Duzentos milhões e um aperto de mão

O ‘sábio da paróquia’ repete as investidas contra a ‘old boys network’  – aquela a que pertenceu o seu pai.

Os jornais e as televisões deram notícias do Fórum Banca/2018, organizado pelo Jornal Económico e pela PwC, que reuniu os dirigentes dos principais bancos a operar em Portugal e teve a bênção do insigne académico João César das Neves. Não uso a expressão ‘bancos portugueses’, porque a espécie está em extinção.

O país esperava que, do conclave, saíssem respostas para os problemas que o setor enfrenta: os mais imediatos – escassez de capital, racionalização das redes de agências, volume das comissões cobradas, peso da burocracia que está a asfixiar bancos e clientes; e os que se perfilam no horizonte − concorrência dos ‘não bancos’, moedas digitais, perda dos fluxos do dinheiro… Puro engano. 

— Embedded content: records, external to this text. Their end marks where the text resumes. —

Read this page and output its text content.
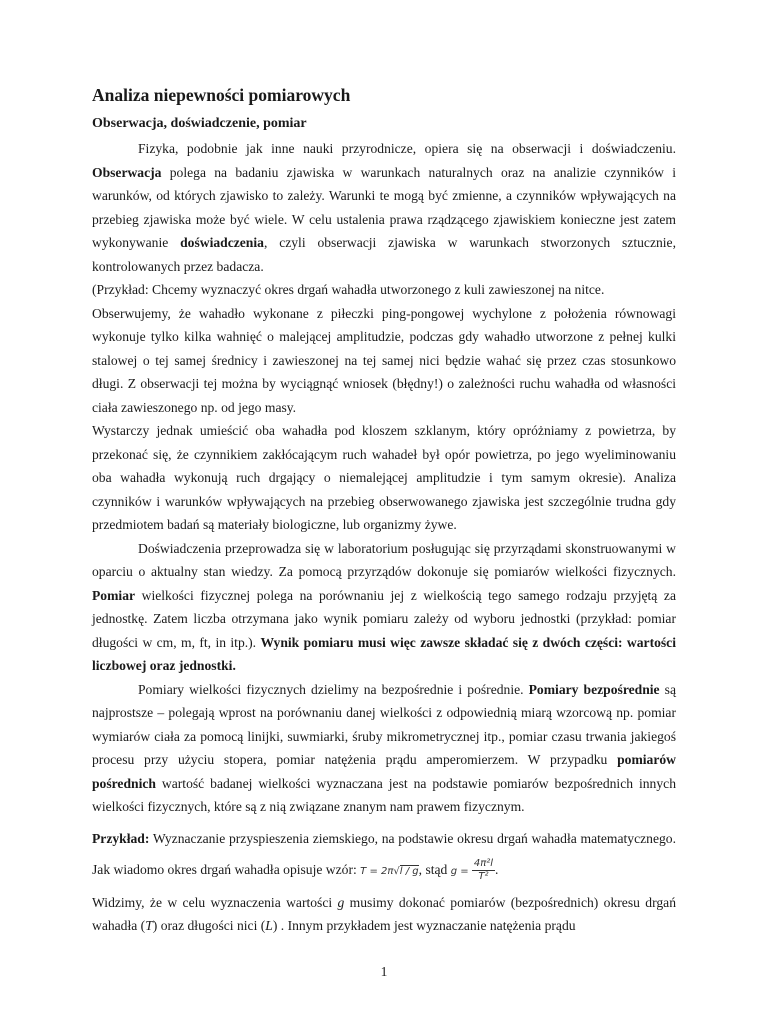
Analiza niepewności pomiarowych
Obserwacja, doświadczenie, pomiar

Fizyka, podobnie jak inne nauki przyrodnicze, opiera się na obserwacji i doświadczeniu. Obserwacja polega na badaniu zjawiska w warunkach naturalnych oraz na analizie czynników i warunków, od których zjawisko to zależy. Warunki te mogą być zmienne, a czynników wpływających na przebieg zjawiska może być wiele. W celu ustalenia prawa rządzącego zjawiskiem konieczne jest zatem wykonywanie doświadczenia, czyli obserwacji zjawiska w warunkach stworzonych sztucznie, kontrolowanych przez badacza.

(Przykład: Chcemy wyznaczyć okres drgań wahadła utworzonego z kuli zawieszonej na nitce.

Obserwujemy, że wahadło wykonane z piłeczki ping-pongowej wychylone z położenia równowagi wykonuje tylko kilka wahnięć o malejącej amplitudzie, podczas gdy wahadło utworzone z pełnej kulki stalowej o tej samej średnicy i zawieszonej na tej samej nici będzie wahać się przez czas stosunkowo długi. Z obserwacji tej można by wyciągnąć wniosek (błędny!) o zależności ruchu wahadła od własności ciała zawieszonego np. od jego masy.

Wystarczy jednak umieścić oba wahadła pod kloszem szklanym, który opróżniamy z powietrza, by przekonać się, że czynnikiem zakłócającym ruch wahadeł był opór powietrza, po jego wyeliminowaniu oba wahadła wykonują ruch drgający o niemalejącej amplitudzie i tym samym okresie). Analiza czynników i warunków wpływających na przebieg obserwowanego zjawiska jest szczególnie trudna gdy przedmiotem badań są materiały biologiczne, lub organizmy żywe.

Doświadczenia przeprowadza się w laboratorium posługując się przyrządami skonstruowanymi w oparciu o aktualny stan wiedzy. Za pomocą przyrządów dokonuje się pomiarów wielkości fizycznych. Pomiar wielkości fizycznej polega na porównaniu jej z wielkością tego samego rodzaju przyjętą za jednostkę. Zatem liczba otrzymana jako wynik pomiaru zależy od wyboru jednostki (przykład: pomiar długości w cm, m, ft, in itp.). Wynik pomiaru musi więc zawsze składać się z dwóch części: wartości liczbowej oraz jednostki.

Pomiary wielkości fizycznych dzielimy na bezpośrednie i pośrednie. Pomiary bezpośrednie są najprostsze – polegają wprost na porównaniu danej wielkości z odpowiednią miarą wzorcową np. pomiar wymiarów ciała za pomocą linijki, suwmiarki, śruby mikrometrycznej itp., pomiar czasu trwania jakiegoś procesu przy użyciu stopera, pomiar natężenia prądu amperomierzem. W przypadku pomiarów pośrednich wartość badanej wielkości wyznaczana jest na podstawie pomiarów bezpośrednich innych wielkości fizycznych, które są z nią związane znanym nam prawem fizycznym.

Przykład: Wyznaczanie przyspieszenia ziemskiego, na podstawie okresu drgań wahadła matematycznego. Jak wiadomo okres drgań wahadła opisuje wzór: T = 2π√l / g, stąd $g = \frac{\text{4π²l}}{\text{T²}}$ .

Widzimy, że w celu wyznaczenia wartości g musimy dokonać pomiarów (bezpośrednich) okresu drgań wahadła (T) oraz długości nici (L) . Innym przykładem jest wyznaczanie natężenia prądu

1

Pelos relatos que li, aquilo não foi um fórum, foi um velório. Ali chorou-se o passado, não se apontou ao futuro. Se é isto que as ‘altas competências’ (cito António Aleixo) têm para dizer à Nação… estamos conversados!

Depois de uma geração que ergueu bancos modernos e competitivos, que criaram riqueza e emprego, veio a crise e vieram ‘comissários salvadores’ que afundaram o que lhes competia valorizar, a partir do momento em que optaram por vender ativos valiosos a preço de saldo. Era preciso emagrecer, gritava a ignorância. E quando os bancos já estavam magrinhos, vieram os estrangeiros e chamaram-lhes um figo. 

Como era de esperar, a coisa não deu certo e os ‘comissários’ foram substituídos por ‘gestores profissionais’. Os anteriores só poderiam ser… amadores. Coisa fantástica! Quando volta a haver gestores colocados por governantes (!!!) e outros que representam acionistas particulares (!!!), chamam-lhes ‘profissionais’. Compreende-se o pudor, seria uma ironia chamar-lhes ‘independentes’. 

Agora, reúnem-se os ‘profissionais’ e… Eureka! Dão-se vivas por ter deixado de haver «administradores que aprovavam empréstimos de duzentos milhões de euros com um aperto de mão». Cito o relato do Observador.

Fui ver a lista dos participantes. Tudo nomes conhecidos, tudo pessoas que no século passado já exerciam funções de topo, e quase todas com responsabilidades na aprovação de crédito. Um pouco mais de trabalho e procurei saber quando, onde, e por que forma manifestaram a sua discordância em relação aos procedimentos que agora repudiam. Nada! Ou a sabedoria tardou vinte anos a chegar, ou é o ‘feitiço a voltar-se contra o feiticeiro’: criticaram os «excessos no crédito à habitação e ao consumo» (leia-se, a irresponsabilidade dos old boys) e agora, sem uma réstia de dúvida a assaltar-lhes o espírito, voltam a promovê-lo afincadamente.    

Aqui chegados, volto à oração de sapiência do ‘sábio da paróquia’, que repete as investidas contra a ‘old boys network’ – curiosamente aquela a que pertenceu o seu pai, um bom amigo em quem sempre reconheci o gestor experiente, o secretário de Estado competente, o banqueiro responsável e um cavalheiro incapaz de leviandades. Caso para lamentar não poder parafrasear o poeta e dizer: «Ditosa Pátria, que tais Mestres tens!».